Hong Kong Exchanges and Clearing Ltd. (HKEX), the Hong Kong-based owner of the London Metal Exchange (LME), has reported its year-end 2016 results, which include drops in both trading volume and revenue for the LME.
In a 50-page summary of its 2016 results, HKEX discloses that the LME’s $1.56 billion in revenue for the year was down by 10% compared with more than $1.73 billion in revenue in 2015.
The LME’s EBITDA (earnings before interest, taxes, depreciation and amortisation) declined by 19% from year to year, falling from $1.19 billion in 2015 to $963 million in 2015.
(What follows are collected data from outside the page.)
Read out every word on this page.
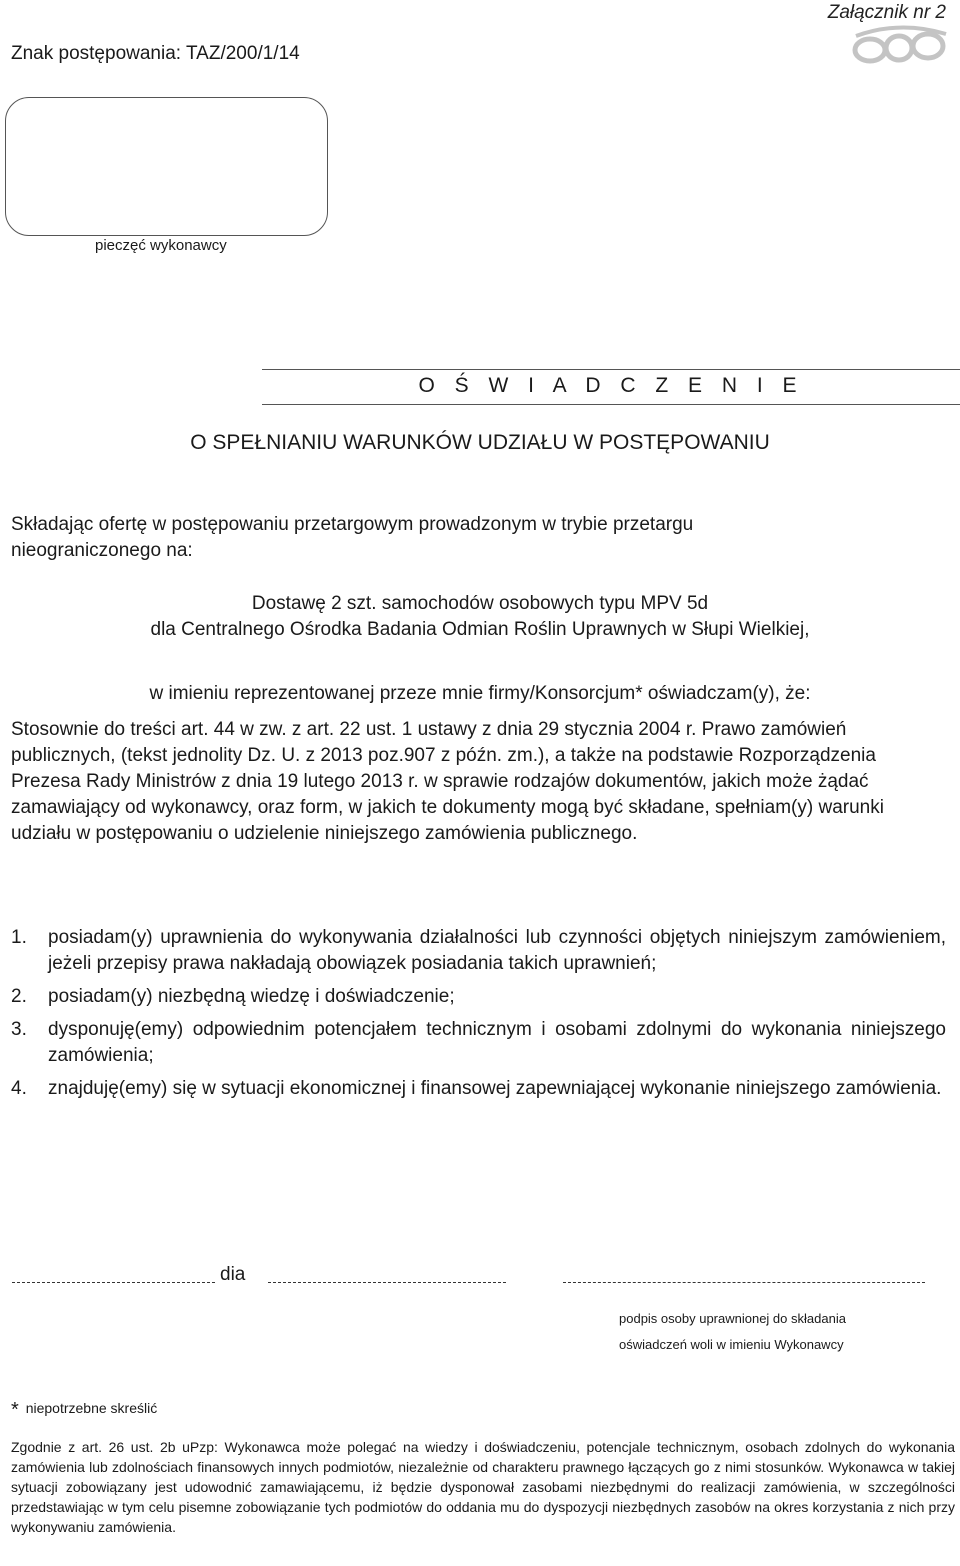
Załącznik nr 2
Znak postępowania: TAZ/200/1/14
pieczęć wykonawcy
O Ś W I A D C Z E N I E
O SPEŁNIANIU WARUNKÓW UDZIAŁU W POSTĘPOWANIU
Składając ofertę w postępowaniu przetargowym prowadzonym w trybie przetargu
nieograniczonego na:
Dostawę 2 szt. samochodów osobowych typu MPV 5d
dla Centralnego Ośrodka Badania Odmian Roślin Uprawnych w Słupi Wielkiej,
w imieniu reprezentowanej przeze mnie firmy/Konsorcjum* oświadczam(y), że:
Stosownie do treści art. 44 w zw. z art. 22 ust. 1 ustawy z dnia 29 stycznia 2004 r. Prawo zamówień publicznych, (tekst jednolity Dz. U. z 2013 poz.907 z późn. zm.), a także na podstawie Rozporządzenia Prezesa Rady Ministrów z dnia 19 lutego 2013 r. w sprawie rodzajów dokumentów, jakich może żądać zamawiający od wykonawcy, oraz form, w jakich te dokumenty mogą być składane, spełniam(y) warunki udziału w postępowaniu o udzielenie niniejszego zamówienia publicznego.
1. posiadam(y) uprawnienia do wykonywania działalności lub czynności objętych niniejszym zamówieniem, jeżeli przepisy prawa nakładają obowiązek posiadania takich uprawnień;
2. posiadam(y) niezbędną wiedzę i doświadczenie;
3. dysponuję(emy) odpowiednim potencjałem technicznym i osobami zdolnymi do wykonania niniejszego zamówienia;
4. znajduję(emy) się w sytuacji ekonomicznej i finansowej zapewniającej wykonanie niniejszego zamówienia.
dia
podpis osoby uprawnionej do składania
oświadczeń woli w imieniu Wykonawcy
* niepotrzebne skreślić
Zgodnie z art. 26 ust. 2b uPzp: Wykonawca może polegać na wiedzy i doświadczeniu, potencjale technicznym, osobach zdolnych do wykonania zamówienia lub zdolnościach finansowych innych podmiotów, niezależnie od charakteru prawnego łączących go z nimi stosunków. Wykonawca w takiej sytuacji zobowiązany jest udowodnić zamawiającemu, iż będzie dysponował zasobami niezbędnymi do realizacji zamówienia, w szczególności przedstawiając w tym celu pisemne zobowiązanie tych podmiotów do oddania mu do dyspozycji niezbędnych zasobów na okres korzystania z nich przy wykonywaniu zamówienia.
Trading activity, as measured by metals contract volume, declined by 8% on the LME in 2016 versus 2015. It dropped from 670 million tonnes under contract in 2015 to closer to 619 million tonnes in 2016. Trading in aluminium showed a larger volume and higher percentage drop compared with copper at 10% for aluminium to 6% for copper.
“2016 saw a continuation of 2015’s challenging market conditions, with a consequent reduction in volumes,” HKEX says in summarizing the LME’s 2016 results.
Regarding the LME’s 19% drop in profit margin, HKEX refers to the LME’s increased expenses, saying, “The increase was principally attributable to increased headcount for strategic initiatives (including product development and the establishment of a commodities trading platform in the [People’s Republic of China]), higher premises costs for new offices in London and [China] and also higher legal and professional fees incurred on strategic projects.”